On February 13, this man residing in the midlands (center of England) went around the Turkey consulate in London where he had set fire to a copy of the Koran, while shouting “Fuck Islam” or “Islam is the religion of terrorism”.
“An eminently provocative act”
“Your act of burning the Koran where you did was eminently provocative,” said judge John McGarva, of the Westminster court in London during the verdict statement. He added that the comments made by the defendant were “motivated at least partly by hatred towards the faithful” Muslims.

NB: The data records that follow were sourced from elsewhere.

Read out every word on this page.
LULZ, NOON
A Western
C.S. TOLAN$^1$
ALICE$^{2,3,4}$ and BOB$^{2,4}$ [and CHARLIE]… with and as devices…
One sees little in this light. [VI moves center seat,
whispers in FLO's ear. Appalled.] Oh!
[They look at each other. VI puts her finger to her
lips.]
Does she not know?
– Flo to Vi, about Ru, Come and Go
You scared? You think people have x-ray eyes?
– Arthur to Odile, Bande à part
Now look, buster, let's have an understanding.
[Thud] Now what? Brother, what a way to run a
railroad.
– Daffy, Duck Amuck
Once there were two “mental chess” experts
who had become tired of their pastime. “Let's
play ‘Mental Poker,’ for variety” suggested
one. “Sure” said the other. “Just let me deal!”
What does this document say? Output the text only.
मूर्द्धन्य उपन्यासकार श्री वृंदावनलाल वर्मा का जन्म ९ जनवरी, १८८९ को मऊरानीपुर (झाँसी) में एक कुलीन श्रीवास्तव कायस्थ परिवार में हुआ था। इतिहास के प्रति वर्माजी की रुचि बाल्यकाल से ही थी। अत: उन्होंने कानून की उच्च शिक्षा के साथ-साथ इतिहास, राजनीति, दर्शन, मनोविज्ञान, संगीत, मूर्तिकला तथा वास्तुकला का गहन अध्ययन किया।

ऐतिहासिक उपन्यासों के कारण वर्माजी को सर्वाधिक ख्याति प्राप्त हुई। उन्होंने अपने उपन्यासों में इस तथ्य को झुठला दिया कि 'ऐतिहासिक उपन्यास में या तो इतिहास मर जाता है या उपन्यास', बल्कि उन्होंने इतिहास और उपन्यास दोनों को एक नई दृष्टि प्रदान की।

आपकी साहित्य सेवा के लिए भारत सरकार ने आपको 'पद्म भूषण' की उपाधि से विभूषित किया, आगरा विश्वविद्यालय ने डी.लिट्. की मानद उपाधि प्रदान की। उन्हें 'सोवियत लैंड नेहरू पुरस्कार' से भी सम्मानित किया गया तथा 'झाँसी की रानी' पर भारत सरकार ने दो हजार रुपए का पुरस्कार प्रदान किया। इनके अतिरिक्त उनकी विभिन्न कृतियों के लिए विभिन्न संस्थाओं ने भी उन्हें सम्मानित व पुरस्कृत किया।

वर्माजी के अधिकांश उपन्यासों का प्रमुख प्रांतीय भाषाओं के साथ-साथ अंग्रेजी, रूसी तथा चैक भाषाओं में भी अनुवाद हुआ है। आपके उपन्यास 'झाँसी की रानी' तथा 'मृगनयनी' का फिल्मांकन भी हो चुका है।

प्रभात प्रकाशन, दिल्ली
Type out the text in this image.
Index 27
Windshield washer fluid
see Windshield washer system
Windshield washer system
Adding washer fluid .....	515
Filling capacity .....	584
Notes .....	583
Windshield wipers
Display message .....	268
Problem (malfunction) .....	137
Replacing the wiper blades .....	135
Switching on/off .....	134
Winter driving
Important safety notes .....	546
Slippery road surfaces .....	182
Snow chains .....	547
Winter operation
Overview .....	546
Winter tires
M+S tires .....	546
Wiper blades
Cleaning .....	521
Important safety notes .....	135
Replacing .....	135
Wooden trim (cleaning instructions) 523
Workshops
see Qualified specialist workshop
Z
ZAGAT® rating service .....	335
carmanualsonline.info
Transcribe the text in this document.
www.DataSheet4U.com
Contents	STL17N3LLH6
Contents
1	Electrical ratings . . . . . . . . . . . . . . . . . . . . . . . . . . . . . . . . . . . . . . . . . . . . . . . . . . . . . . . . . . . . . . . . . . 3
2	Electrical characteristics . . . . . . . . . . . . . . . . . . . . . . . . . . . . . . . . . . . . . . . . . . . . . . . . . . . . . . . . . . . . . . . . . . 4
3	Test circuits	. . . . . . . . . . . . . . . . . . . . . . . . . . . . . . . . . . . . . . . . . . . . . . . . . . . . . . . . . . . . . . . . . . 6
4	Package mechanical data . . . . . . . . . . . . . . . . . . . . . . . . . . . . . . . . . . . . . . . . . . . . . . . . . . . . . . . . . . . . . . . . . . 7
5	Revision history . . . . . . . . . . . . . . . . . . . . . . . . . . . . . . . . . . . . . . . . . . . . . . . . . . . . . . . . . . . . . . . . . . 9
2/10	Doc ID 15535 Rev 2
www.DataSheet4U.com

Hamit Coskun was sentenced to a fine of 240 pounds (284 euros) with a legal increase of 96 pounds (113 euros). During the trial, the prosecutor insisted that the defendant was not prosecuted for burning the Koran but for having caused a public order.
He denounces Erdogan’s “Islamist government”
According to a video broadcast at the hearing, filmed by a passer -by at the time of the facts, a man armed with a sharp object, approached the accused, which he had hunted and then struck.
Hamit Coskun, who says he is an atheist, explained that he had done this way to denounce the “Islamist government” of Turkish President Recep Tayyip Erdogan. After the statement of his sentence, he denounced “an attack on freedom of expression”.
Associations for freedom of expression have financed its defense
Its legal costs were covered by two associations which defend freedom of expression, the Free Speech Union (FSU) and the National Secular Society.
They believe that this sentence is akin to a conviction for “blasphemy”, an offense abolished in 2008 in England and in the land of Wales.
“Everyone should be able to exercise their right to demonstrate peacefully and freedom of expression, it doesn’t matter if that can offend or shock certain people,” wrote the FSU on the social network X after the verdict.
“Would I have been prosecuted if I had set fire” to a Bible?
In a statement published by the FSU, Hamit Coskun said that his condemnation constituted “an attack on freedom of expression”.
“Christian laws on blasphemy have been repealed in this country over 15 years ago and it is not normal to prosecute someone for blaspheme Islam. Would I have been prosecuted if I had set fire to a copy of the Bible in front of the Westminster Abbey? I doubt it, ”he added.